Celebrity, Fashion, Music

A world torn apart by a virus, social tensions and a constant plague of poverty that seems to have no end in sight. Indeed, the backdrop for the new music video “Streets” from Blake Langdale is definitely nothing to scoff at, but when attacked with the melodic command of this singer/songwriter’s vocal it doesn’t seem impossible to defeat.
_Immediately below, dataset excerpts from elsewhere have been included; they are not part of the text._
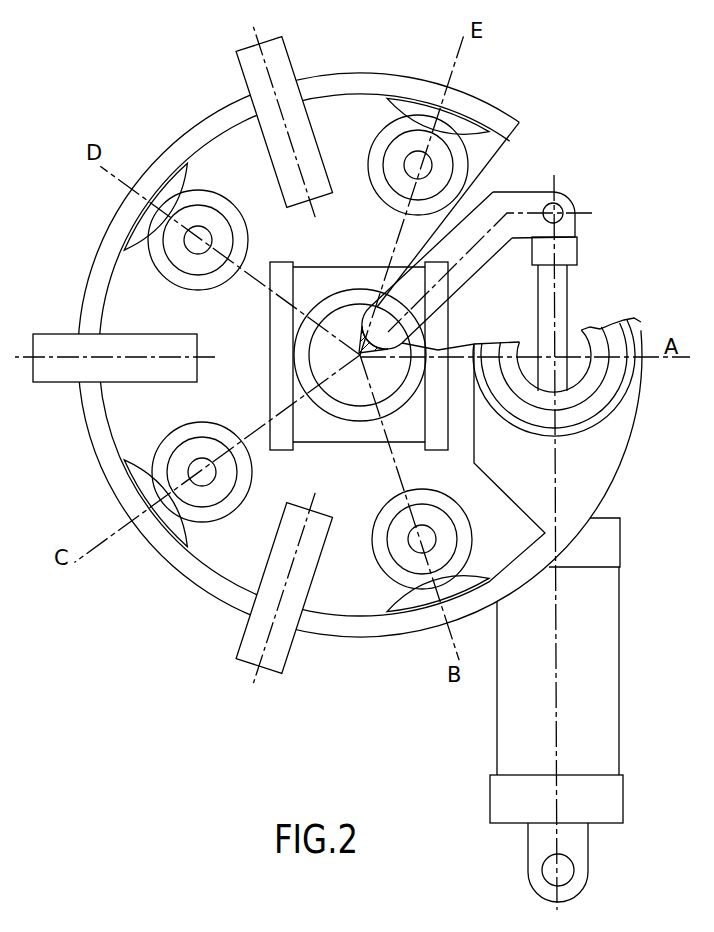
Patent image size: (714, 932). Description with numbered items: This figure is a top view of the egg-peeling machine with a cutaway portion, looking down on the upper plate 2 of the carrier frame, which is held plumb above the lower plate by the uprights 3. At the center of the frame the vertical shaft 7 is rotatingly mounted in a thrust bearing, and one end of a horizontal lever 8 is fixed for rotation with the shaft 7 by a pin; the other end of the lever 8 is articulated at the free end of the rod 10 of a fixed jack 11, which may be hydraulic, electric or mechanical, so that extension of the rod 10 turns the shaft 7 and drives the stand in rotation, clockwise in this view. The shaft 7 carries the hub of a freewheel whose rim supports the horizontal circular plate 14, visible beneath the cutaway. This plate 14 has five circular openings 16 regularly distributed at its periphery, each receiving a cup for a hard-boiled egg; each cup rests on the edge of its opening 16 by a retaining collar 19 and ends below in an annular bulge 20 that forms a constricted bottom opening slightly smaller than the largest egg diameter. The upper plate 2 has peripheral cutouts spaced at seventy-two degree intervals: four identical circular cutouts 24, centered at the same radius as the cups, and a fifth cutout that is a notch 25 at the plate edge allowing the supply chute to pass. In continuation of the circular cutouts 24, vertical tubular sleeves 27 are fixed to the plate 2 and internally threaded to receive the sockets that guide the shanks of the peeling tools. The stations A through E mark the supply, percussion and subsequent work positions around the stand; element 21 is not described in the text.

The upper plate 2 is at (347, 112).
The uprights 3 is at (246, 58).
The vertical shaft 7 is at (392, 336).
The horizontal lever 8 is at (515, 202).
The rod 10 is at (560, 290).
The jack 11 is at (620, 685).
The horizontal circular plate 14 is at (105, 438).
The circular openings 16 is at (128, 228).
The retaining collar 19 is at (612, 380).
The annular bulge 20 is at (578, 392).
The central bearing 21 is at (353, 390).
The circular cutouts 24 is at (200, 212).
The notch 25 is at (515, 503).
The vertical tubular sleeves 27 is at (213, 510).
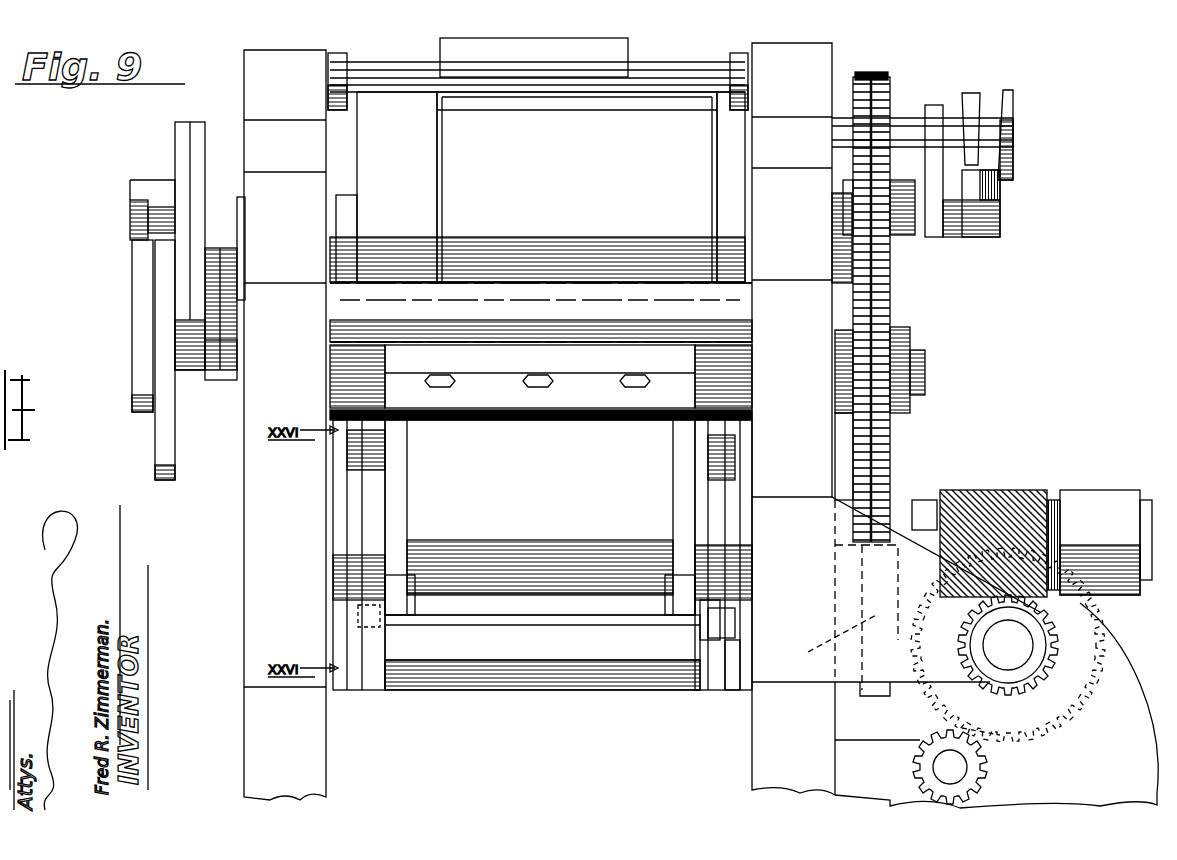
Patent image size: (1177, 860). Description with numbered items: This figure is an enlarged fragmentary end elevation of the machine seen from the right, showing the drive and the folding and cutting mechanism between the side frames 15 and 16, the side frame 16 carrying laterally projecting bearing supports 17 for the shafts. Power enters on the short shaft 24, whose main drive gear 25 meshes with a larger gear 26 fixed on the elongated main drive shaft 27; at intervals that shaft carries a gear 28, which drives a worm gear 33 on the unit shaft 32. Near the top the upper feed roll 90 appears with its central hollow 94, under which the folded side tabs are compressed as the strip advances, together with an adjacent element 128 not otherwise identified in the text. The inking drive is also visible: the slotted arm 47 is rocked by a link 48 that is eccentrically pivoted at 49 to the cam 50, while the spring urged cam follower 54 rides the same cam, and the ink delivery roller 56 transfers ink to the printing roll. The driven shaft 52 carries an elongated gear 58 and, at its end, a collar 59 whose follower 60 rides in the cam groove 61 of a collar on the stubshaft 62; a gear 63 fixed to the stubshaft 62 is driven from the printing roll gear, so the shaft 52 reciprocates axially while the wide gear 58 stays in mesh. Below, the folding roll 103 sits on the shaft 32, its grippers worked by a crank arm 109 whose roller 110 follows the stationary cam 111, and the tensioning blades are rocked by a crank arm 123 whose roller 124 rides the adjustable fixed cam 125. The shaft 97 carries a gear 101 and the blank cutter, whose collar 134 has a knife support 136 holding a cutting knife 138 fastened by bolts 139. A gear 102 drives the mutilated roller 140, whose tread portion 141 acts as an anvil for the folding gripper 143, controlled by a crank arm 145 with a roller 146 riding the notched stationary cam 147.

The side frame 15 is at (285, 425).
The side frame 16 is at (792, 270).
The bearing support 17 is at (955, 652).
The short shaft 24 is at (952, 768).
The main drive gear 25 is at (990, 790).
The larger gear 26 is at (1080, 675).
The main drive shaft 27 is at (1015, 648).
The gear 28 is at (1038, 692).
The shaft 32 is at (920, 515).
The worm gear 33 is at (985, 490).
The slotted arm 47 is at (160, 445).
The link 48 is at (138, 280).
The eccentric pivot 49 is at (130, 200).
The cam 50 is at (185, 152).
The driven shaft 52 is at (905, 218).
The cam follower 54 is at (222, 345).
The ink delivery roller 56 is at (534, 57).
The elongated gear 58 is at (880, 228).
The collar 59 is at (980, 185).
The follower 60 is at (1000, 170).
The cam groove 61 is at (985, 118).
The stubshaft 62 is at (897, 128).
The gear 63 is at (860, 78).
The upper roll 90 is at (540, 187).
The hollow 94 is at (612, 148).
The shaft 97 is at (917, 360).
The gear 101 is at (860, 445).
The gear 102 is at (808, 652).
The folding roll 103 is at (540, 517).
The crank arm 109 is at (712, 440).
The roller 110 is at (732, 478).
The stationary cam 111 is at (730, 535).
The crank arm 123 is at (372, 455).
The roller 124 is at (345, 455).
The fixed cam 125 is at (352, 530).
The shaft 128 is at (490, 300).
The collar 134 is at (640, 330).
The knife support 136 is at (565, 355).
The cutting knife 138 is at (600, 385).
The bolts 139 is at (538, 380).
The mutilated roller 140 is at (500, 618).
The tread portion 141 is at (540, 648).
The folding gripper 143 is at (592, 690).
The crank arm 145 is at (705, 620).
The roller 146 is at (735, 622).
The stationary cam 147 is at (730, 665).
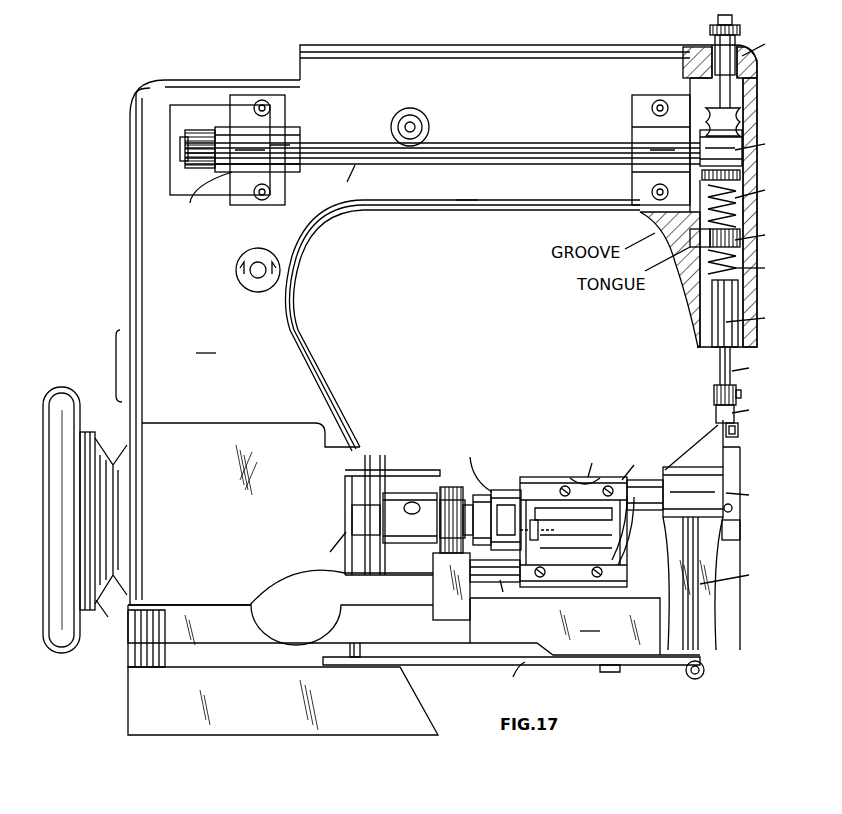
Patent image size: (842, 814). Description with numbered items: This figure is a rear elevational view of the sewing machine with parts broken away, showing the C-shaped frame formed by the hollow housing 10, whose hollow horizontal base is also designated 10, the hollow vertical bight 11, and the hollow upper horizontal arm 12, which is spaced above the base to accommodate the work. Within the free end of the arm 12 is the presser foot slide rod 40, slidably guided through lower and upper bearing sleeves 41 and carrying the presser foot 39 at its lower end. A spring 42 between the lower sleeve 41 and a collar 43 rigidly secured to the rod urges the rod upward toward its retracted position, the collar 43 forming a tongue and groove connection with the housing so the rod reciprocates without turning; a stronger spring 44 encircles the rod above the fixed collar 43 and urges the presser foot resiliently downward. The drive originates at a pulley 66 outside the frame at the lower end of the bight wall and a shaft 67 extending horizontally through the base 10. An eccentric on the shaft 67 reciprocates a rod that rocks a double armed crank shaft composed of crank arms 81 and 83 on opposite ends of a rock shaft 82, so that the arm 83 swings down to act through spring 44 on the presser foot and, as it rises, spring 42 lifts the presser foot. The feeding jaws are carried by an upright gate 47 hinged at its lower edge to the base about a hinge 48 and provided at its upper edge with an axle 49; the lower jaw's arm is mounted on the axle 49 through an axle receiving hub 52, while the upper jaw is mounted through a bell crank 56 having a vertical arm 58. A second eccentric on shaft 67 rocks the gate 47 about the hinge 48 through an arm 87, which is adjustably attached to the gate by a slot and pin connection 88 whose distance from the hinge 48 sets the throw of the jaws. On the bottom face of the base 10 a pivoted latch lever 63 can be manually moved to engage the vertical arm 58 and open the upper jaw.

Surreal but ultimately focused more on the substance of the songcraft above everything else, this music video is definitely the right way to get introduced to Langdale’s sound, and if you ask me it makes for one of the more intriguing and provocatively pushy releases out of the underground this season. There’s something really honest about the way this player is coming after the subject matter at hand here; almost as though he’s been waging a war on the evils of the world going back long before he ever set foot inside of a recording studio. Although not without a sexy beat and some high style melodies here and there, “Streets” is a song about its creator and his ability to capture the essence of a society in incredible pain, which makes this one of the smarter pop cuts you’re going to find this year in my opinion.

Beyond the visuals we encounter in the music video, the lyrics that Blake Langdale strings together so seamlessly allude to an isolation that isn’t as quarantine-inspired as it is systemic of a life devoted to artistry. The western influences here run head-on into a European-style dance beat in the midsection of the track that at first seemed a little odd to me, but after a few listens I felt myself getting hypnotized by its swing and grasping a deeper emotional layer of the verses not audible to me in my initial sit-downs with the song and its video.

The rhythm of the percussion maximizes the catharsis within the lyricism as Langdale comes undone from center stage, and while the production quality is noticeably DIY (in a good way, I should mention), it does the climax here plenty of favors by preserving the sonic integrity of every element as-is.

Indie pop is having what some would call a second renaissance in 2020, and if you’re looking for the root of this new phase for the genre, I don’t think you need to search much further than the work of artists like Blake Langdale. Langdale doesn’t try to be anything other than a street-wise poetic master of simple melodies in this song, and in doing so he leaves room for avant-garde trappings to slip into focus and warm even the most chilling of components inside the track and video. I want to hear more of the cerebral parts to “Streets” in the future, and as long as he’s able to stay off of the commercialized synthetics that often get utilized in making a complete album when he does decide to cut an LP, I believe his is a name I’ll be hearing more of in the years still to come.